Le fluide arrive à l’aimant de l’articulation-crurale supérieure et en multiplie instantanément la puissance. Cet aimant attire donc avec violence la brisure centrale interne de la bielle, le moyeu de fer-acier : la bielle se tend, par suite, ― en ligne droite et à l’instant même, ― avec une force calculée, amenant, ainsi, la tension de la jambe à laquelle elle est soudée. Celle-ci se tend sur son articulation, mais elle demeurerait suspendue en l’air ― si le poids du corps, attiré par le nœud coulant de la torsade des archals (qui se tend sur la partie antérieure de la bielle), ne se portait en l’avant vers la jambe mue : ― celle-ci, sollicitée par le poids de son brodequin et de son pied et sous la pesée du torse, pose, nécessairement, ce pied sur la terre, en un pas d’environ quarante centimètres. Je vous dirai tout à l’heure pourquoi l’Andréïde ne tombe pas de côté ou d’autre.

Au moment précis où le pied touche terre, une émission dynamique arrive aux aimants de l’articulation d’acier-fer du genou : le genou se tend donc, à son tour, en sa rotule.

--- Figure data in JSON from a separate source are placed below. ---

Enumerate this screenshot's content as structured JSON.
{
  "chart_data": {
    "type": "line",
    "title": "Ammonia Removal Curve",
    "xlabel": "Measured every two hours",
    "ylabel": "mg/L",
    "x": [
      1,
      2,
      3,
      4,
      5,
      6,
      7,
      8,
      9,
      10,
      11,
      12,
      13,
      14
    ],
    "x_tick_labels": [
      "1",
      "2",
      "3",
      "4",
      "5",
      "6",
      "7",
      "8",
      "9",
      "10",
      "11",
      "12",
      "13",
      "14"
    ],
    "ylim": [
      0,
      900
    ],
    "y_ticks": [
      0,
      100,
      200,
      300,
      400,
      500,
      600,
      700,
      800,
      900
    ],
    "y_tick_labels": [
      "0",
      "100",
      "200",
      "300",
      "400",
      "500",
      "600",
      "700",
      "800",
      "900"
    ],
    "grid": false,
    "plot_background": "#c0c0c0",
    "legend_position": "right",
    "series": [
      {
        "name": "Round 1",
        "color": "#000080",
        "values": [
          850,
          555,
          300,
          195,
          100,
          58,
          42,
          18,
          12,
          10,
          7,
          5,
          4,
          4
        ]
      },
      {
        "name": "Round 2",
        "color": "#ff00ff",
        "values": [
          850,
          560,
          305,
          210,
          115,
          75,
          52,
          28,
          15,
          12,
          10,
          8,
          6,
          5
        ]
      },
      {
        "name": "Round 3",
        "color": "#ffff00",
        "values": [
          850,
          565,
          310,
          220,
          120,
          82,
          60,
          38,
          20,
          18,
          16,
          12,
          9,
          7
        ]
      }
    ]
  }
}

Aucune brusquerie dans l’ensemble de cette double tension, parce qu’elle se succède ! Une fois la jambe recouverte de sa carnation, qui a toute l’élasticité de la chair, c’est le mouvement humain lui-même. Il y a brusquerie dans la détente de notre fémur, mais elle est atténuée par le relâché du genou qui ne se tend qu’ultérieurement, comme chez l’Andréïde. ― Faites jouer les articulations d’un squelette, elles vous sembleront brusques et automatiques. C’est la chair, encore une fois, et, aussi les vêtements, qui adoucissent tout cela.

L’Andréïde, une fois le pied posé à terre, resterait donc immobile en cette situation, si le fait même de la tension du genou ne repoussait en dehors, d’environ trois centimètres au-dessus de l’os fémoral, la tige de la rondelle d’or sur laquelle est demeuré le globe de cristal. La rondelle, exhaussée de la sorte, et n’étant plus maintenue d’aplomb sur son centre par les bords du col du fémur, fait légèrement bascule, ― en s’élevant, et à cause de sa forme inclinée ― vers la rondelle gauche. Le globe tombe donc sur la coulisse d’acier, y glisse vers cette rondelle, et son poids, multiplié par la chute imperceptible, l’inclinaison et la vitesse, va frapper la rondelle d’or du fémur gauche et s’y installer.

À peine celle-ci a-t-elle fléchi à son tour, sous le poids du sphéroïde, que l’isolateur de droite s’interpose et que, ses aimants cessant d’être impressionnés par le courant, le moyeu de la bielle de droite, plus pesant que les deux brisures, cède et retombe, de lui-même, en angle aigu, dans son cachot d’argent, pendant que la bielle de gauche, se tendant à son tour et amenant, avec une insensible douceur, sur sa jambe, le poids du torse, reproduit le phénomène du pas de l’Andréïde ― et ainsi de suite, à l’indéfini, jusqu’au nombre de pas inscrit sur le Cylindre, ou jusqu’à la sollicitation d’une bague.

Il faut remarquer que l’isolation de l’un des genoux n’a lieu qu’après la tension du genou opposé, sans quoi la jambe isolée fléchirait trop vite. Ce qui ne se passe pas lorsque, par exemple, l’Andréïde se met à genoux, comme perdue en une extase mystique pareille à celle de ces somnambules que leurs magnétiseurs font poser, cataleptiquement, ou à celles que l’on obtient des hystériques en approchant, à dix centimètres de leurs vertèbres cervicales, un flacon d’eau de cerises hermétiquement bouché.

C’est la succession de ces flexions et de ces tensions qui donne à la démarche de l’Andréïde cette simplicité humaine.

Quant au léger bruit incessant du cristal sur la coulisse et les rondelles, il est absolument étouffé par le charme de la Carnation. Même sous l’armure, on ne l’entendrait qu’au microphone.